A copy of a document outlining the team's plans and evidence was placed on public show at the village's library.
Experts also expected to carry out studies include Dr Susan Paterson, head toxicologist at the Imperial College in London and Simon Bray, a consultant archaeological engineer, who has carried out more than 2000 exhumations throughout the UK and Europe.
Garrick-Steele's collaborator, Paul Spiring, a former Avon and Somerset police officer who works for the European Civil Service at the European School of Karlsruhe in Germany, said: "Our team seeks merely to ascertain Fletcher Robinson's precise cause of death . . . without Ipplepen and Fletcher Robinson, The Hound of the Baskervilles and indeed most of Sherlock Holmes's novels would never have been written."

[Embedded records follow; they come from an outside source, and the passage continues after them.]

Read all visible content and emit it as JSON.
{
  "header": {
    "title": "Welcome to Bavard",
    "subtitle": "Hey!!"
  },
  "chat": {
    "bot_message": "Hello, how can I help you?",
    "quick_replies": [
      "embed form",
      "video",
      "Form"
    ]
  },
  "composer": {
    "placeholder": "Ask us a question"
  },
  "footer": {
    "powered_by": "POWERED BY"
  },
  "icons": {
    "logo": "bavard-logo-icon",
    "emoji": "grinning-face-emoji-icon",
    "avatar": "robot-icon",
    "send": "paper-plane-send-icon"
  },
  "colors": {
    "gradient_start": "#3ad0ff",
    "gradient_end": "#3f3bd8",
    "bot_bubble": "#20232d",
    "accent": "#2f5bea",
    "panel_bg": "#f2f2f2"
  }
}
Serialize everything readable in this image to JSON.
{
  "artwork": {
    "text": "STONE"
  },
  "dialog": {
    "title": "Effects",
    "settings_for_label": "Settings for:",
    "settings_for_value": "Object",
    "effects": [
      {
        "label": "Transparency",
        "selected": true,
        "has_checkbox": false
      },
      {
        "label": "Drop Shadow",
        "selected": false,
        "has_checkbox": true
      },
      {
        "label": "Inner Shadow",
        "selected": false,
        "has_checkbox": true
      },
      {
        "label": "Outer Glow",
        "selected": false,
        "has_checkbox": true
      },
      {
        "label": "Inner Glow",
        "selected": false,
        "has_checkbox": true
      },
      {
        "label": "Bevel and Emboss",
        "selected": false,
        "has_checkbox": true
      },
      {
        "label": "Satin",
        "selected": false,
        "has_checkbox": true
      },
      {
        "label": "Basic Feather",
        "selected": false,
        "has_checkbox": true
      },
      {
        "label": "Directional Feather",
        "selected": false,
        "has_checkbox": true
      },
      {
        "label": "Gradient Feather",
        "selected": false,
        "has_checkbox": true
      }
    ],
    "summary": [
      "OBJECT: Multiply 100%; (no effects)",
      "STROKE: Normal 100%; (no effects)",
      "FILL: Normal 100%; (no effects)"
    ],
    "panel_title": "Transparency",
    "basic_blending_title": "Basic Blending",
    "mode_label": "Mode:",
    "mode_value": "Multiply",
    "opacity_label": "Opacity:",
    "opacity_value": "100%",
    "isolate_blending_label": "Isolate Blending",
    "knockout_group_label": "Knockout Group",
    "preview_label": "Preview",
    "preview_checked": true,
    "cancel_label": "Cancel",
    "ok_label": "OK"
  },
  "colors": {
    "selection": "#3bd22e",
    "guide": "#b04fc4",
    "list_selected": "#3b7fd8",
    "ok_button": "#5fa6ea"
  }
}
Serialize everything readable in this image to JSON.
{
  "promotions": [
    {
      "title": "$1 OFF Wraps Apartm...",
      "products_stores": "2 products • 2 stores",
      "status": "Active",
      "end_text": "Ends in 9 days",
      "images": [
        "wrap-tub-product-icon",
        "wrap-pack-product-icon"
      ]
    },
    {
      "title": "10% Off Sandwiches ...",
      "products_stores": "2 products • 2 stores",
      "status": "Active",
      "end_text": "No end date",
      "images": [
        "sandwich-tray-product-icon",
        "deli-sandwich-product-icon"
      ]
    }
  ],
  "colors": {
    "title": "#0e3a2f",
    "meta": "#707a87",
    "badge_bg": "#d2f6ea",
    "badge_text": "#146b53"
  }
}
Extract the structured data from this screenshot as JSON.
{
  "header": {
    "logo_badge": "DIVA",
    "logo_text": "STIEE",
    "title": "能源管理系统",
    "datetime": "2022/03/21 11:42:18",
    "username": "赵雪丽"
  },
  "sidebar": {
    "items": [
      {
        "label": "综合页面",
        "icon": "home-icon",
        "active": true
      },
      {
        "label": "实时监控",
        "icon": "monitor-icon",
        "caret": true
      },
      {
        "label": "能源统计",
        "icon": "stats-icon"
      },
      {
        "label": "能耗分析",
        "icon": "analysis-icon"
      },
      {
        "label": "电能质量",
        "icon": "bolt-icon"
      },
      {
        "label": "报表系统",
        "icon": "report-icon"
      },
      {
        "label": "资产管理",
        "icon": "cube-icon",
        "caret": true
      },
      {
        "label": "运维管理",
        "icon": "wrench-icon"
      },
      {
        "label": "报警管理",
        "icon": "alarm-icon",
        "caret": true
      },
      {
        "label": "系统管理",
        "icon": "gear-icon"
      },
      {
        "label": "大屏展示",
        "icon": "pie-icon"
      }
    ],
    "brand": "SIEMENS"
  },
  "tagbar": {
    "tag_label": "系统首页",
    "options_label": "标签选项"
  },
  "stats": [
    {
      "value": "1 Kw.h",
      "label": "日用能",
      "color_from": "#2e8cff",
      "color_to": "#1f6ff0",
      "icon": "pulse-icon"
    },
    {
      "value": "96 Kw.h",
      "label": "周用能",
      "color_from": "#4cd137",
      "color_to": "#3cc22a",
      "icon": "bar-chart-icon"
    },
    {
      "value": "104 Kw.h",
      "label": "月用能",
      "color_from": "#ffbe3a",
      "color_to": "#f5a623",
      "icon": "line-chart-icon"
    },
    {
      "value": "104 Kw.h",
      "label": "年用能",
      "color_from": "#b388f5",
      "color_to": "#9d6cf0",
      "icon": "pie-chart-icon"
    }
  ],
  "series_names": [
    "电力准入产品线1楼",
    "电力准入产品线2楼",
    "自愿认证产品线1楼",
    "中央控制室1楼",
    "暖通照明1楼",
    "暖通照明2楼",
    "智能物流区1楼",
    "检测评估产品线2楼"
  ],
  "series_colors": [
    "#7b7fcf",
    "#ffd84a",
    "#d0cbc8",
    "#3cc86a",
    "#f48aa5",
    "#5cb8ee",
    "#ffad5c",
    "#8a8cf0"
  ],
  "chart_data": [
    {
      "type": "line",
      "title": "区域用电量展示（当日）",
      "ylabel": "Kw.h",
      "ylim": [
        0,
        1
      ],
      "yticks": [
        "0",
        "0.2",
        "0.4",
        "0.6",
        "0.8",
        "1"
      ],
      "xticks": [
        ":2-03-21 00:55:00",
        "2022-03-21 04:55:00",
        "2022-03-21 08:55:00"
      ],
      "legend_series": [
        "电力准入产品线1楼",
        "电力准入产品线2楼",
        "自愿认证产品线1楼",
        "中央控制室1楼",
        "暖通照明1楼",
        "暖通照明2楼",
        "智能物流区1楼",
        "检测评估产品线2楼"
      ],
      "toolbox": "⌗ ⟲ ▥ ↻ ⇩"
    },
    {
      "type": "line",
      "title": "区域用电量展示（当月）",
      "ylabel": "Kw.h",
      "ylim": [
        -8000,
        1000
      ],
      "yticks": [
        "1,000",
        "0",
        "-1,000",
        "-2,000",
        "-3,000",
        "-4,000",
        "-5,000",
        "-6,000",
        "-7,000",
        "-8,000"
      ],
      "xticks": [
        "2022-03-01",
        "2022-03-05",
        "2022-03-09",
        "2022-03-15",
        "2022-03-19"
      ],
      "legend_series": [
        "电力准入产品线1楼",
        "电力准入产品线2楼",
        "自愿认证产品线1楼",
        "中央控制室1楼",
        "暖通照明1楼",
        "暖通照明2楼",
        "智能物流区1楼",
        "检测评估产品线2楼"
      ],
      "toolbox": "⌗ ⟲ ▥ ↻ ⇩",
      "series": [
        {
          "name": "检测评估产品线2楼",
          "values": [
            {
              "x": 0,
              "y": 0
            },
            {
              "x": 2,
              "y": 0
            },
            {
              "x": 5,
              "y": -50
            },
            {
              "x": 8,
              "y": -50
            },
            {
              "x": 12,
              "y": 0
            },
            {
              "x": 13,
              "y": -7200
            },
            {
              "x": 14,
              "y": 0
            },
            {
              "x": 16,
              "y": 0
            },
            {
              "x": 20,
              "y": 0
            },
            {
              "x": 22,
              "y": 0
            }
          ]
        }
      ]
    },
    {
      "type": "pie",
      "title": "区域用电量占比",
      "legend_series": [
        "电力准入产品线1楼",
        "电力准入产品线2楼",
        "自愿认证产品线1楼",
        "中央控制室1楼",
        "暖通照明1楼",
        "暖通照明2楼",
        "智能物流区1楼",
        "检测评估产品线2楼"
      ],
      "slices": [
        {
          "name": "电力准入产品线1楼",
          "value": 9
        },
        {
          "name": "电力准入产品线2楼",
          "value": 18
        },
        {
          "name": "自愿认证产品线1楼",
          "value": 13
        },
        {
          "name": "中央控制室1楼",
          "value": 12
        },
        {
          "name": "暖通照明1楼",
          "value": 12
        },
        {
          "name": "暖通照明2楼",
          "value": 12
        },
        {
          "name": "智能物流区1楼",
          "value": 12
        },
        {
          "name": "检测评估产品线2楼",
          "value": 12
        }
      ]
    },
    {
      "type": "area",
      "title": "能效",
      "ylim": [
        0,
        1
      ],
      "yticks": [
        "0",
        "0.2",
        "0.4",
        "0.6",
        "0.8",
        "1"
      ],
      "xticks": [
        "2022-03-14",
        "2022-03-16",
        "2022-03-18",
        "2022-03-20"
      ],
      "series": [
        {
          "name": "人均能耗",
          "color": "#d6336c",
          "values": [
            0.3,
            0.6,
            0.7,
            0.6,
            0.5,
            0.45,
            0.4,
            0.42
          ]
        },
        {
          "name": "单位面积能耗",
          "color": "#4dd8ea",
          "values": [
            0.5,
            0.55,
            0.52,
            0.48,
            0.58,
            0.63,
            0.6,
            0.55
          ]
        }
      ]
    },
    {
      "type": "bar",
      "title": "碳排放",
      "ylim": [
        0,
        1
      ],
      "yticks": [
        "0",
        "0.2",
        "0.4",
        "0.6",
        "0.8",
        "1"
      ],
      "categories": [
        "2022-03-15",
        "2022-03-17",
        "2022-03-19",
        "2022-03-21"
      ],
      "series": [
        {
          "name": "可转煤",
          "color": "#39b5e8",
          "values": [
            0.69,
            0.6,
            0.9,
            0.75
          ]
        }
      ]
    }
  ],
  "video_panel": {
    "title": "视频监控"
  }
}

Fletcher Robinson died in Kensington, London, aged 36, on January 21, 1907, of typhoid, but was never cremated, which contravened the law of the time, which said victims should be cremated immediately to avoid the spreading of such a contagious disease.
Evidence also suggests Fletcher Robinson died in eight days, which would fit claims that he was poisoned. A letter Conan Doyle wrote to his mother after his first day with Fletcher Robinson on Dartmoor is said to prove he was relying on Fletcher Robinson's own writings.